Open ghost opened 4 years ago
What version of bedtools is this?
I'm seemingly getting the same issue with the latest git master of bedtools and a vcf file generated with bcftools mpileup 1.9. I've attached the file here. The error I get is:
Error: Invalid record in file WTCHG_230414_256227_ERCC.vcf.gz. Record is
ERCC-00002 1 . T <*> 0 . DP=144;AD=106,0;I16=106,0,0,0,5217,305911,0,0,6360,381600,0,0,1173,15191,0,0;QS=1,0;MQ0F=0 PL 0,255,255
Ah! It's the weird way in which bcftools
encodes the symbolic allele. The <*>
causes the error message. Maybe something to fix though, since most raw bcftools output includes these "alleles".
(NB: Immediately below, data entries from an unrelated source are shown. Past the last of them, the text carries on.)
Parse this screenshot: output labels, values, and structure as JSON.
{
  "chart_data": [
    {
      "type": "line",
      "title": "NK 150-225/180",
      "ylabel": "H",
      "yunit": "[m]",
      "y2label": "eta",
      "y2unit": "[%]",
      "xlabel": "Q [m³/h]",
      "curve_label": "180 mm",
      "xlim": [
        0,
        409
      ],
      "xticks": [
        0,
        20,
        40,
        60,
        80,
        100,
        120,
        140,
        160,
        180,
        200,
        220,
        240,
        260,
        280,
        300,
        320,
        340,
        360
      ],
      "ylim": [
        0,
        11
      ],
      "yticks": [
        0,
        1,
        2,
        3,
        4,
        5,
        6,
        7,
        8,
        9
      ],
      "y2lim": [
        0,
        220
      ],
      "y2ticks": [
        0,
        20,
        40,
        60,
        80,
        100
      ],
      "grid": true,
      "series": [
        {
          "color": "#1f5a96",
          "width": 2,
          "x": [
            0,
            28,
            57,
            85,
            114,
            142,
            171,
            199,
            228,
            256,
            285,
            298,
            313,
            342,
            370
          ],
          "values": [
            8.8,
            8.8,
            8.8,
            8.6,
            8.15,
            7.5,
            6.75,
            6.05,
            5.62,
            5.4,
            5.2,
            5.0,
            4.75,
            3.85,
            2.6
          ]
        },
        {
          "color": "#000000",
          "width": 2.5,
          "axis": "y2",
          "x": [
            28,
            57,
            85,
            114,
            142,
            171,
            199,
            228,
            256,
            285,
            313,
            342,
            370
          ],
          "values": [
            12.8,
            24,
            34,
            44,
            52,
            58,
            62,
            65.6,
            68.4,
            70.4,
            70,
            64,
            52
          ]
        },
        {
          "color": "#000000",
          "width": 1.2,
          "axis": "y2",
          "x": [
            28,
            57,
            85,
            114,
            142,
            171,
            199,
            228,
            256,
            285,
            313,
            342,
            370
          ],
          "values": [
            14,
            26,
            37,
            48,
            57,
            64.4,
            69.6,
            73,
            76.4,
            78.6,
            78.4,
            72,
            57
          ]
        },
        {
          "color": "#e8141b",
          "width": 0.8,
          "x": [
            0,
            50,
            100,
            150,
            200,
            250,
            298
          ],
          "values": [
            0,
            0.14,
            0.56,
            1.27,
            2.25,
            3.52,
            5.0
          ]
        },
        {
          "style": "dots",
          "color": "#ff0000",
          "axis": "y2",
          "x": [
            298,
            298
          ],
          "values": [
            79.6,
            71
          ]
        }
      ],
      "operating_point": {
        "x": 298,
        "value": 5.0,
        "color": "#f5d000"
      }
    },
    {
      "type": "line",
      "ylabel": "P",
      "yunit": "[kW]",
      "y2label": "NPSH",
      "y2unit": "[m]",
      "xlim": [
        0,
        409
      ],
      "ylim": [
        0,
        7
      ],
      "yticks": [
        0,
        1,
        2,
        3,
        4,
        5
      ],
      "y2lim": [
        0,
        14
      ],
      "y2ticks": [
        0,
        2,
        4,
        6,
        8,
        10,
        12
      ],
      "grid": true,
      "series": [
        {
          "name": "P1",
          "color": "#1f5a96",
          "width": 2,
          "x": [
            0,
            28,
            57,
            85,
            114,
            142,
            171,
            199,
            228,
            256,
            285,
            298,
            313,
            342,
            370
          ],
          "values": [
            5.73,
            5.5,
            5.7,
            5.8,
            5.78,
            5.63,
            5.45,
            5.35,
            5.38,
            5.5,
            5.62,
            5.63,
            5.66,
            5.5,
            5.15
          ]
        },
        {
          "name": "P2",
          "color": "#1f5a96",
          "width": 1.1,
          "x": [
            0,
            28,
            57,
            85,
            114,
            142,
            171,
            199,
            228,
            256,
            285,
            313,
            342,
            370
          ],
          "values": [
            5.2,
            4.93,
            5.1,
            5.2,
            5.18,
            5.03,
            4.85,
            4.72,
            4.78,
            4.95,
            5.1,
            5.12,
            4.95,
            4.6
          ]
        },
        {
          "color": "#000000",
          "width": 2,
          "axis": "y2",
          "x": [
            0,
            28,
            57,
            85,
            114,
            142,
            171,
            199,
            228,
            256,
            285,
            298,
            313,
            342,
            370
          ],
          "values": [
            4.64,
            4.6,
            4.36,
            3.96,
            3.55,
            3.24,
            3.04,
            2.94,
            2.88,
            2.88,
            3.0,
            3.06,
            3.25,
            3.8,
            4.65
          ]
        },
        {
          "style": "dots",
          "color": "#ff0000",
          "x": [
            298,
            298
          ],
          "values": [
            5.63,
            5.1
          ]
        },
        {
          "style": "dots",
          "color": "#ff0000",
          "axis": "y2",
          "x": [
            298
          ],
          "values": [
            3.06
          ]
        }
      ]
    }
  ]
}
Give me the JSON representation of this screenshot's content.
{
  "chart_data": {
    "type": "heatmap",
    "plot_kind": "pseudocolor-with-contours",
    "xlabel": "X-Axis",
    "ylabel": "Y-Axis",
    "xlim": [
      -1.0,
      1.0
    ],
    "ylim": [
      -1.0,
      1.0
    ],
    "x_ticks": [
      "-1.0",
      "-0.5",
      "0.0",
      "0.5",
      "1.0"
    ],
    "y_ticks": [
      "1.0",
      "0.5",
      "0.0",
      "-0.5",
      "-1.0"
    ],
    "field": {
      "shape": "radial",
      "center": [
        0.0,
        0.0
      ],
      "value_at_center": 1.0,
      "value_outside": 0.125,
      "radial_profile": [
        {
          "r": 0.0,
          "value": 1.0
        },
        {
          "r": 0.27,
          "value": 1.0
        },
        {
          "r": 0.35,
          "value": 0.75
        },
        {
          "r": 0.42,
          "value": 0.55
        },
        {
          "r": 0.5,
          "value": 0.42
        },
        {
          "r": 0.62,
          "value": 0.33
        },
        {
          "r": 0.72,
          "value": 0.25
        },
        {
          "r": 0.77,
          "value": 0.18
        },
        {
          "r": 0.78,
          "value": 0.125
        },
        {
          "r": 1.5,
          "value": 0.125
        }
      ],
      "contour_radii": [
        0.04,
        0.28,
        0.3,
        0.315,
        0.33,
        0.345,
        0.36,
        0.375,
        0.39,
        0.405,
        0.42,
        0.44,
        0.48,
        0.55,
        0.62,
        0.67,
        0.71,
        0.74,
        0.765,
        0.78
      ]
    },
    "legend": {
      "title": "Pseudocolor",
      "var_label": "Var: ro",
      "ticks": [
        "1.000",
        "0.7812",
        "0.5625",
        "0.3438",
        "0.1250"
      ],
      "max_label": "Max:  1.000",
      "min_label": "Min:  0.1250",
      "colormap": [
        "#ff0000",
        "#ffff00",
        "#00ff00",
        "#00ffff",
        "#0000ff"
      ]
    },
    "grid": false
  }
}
It seems bedtools expecting either SVLEN or END, but the VCF doesn't have neither of them. I suspect the VCF is used to represent per-base records, thus we could potentially make bedtools understand this convention.
My question is is <*>
means the record is per-base ?
From a discussion at https://www.biostars.org/p/279971, I see that there is a reference to the newer VCF spec, which states:
.5 Representing unspecified alleles and REF-only blocks (gVCF)
In order to report sequencing data evidence for both variant and non-variant positions in the genome, the VCF specification allows to represent blocks of reference-only calls in a single record using the END INFO tag, an idea originally introduced by the gVCF file format† . The convention adopted here is to represent reference evidence as likelihoods against an unknown alternate allele. Think of this as the likelihood for reference as compared to any other possible alternate allele (both SNP, indel, or otherwise). A symbolic alternate allele <*> is used to represent this unspecified alternate allele
Basically, newer versions of bcftools and samtools report the potential for an alternate allele at every position with the <*>
placeholder. After bcftools call
, they disappear. But a lot of people (like me) just want to use mpileup
to get a quick list of all variant positions, and so we have to deal with the '<*>' manually. It'd be nice to not have to do some sed
magic every time, so if this could be added as a valid allele symbol (which it is) in bedtools, then that would be awesome.
So, I read this as interpret <> as length of 1 nucleotide if there is no END tag in the INFO field. Otherwise, if END is present in the INFO field and <> is present, then the length of the interval for the VCF record is (END-POS)+1. Agree?
Hello, I have vcf files generated from bcftools convert --gvcf2vcf and this raises an issue
Here is the header of the generated vcf
I suppose Bedtools doesn't like the empty FILTER and INFO columns. As far as I can tell the vcf file seems to be a valid vcf.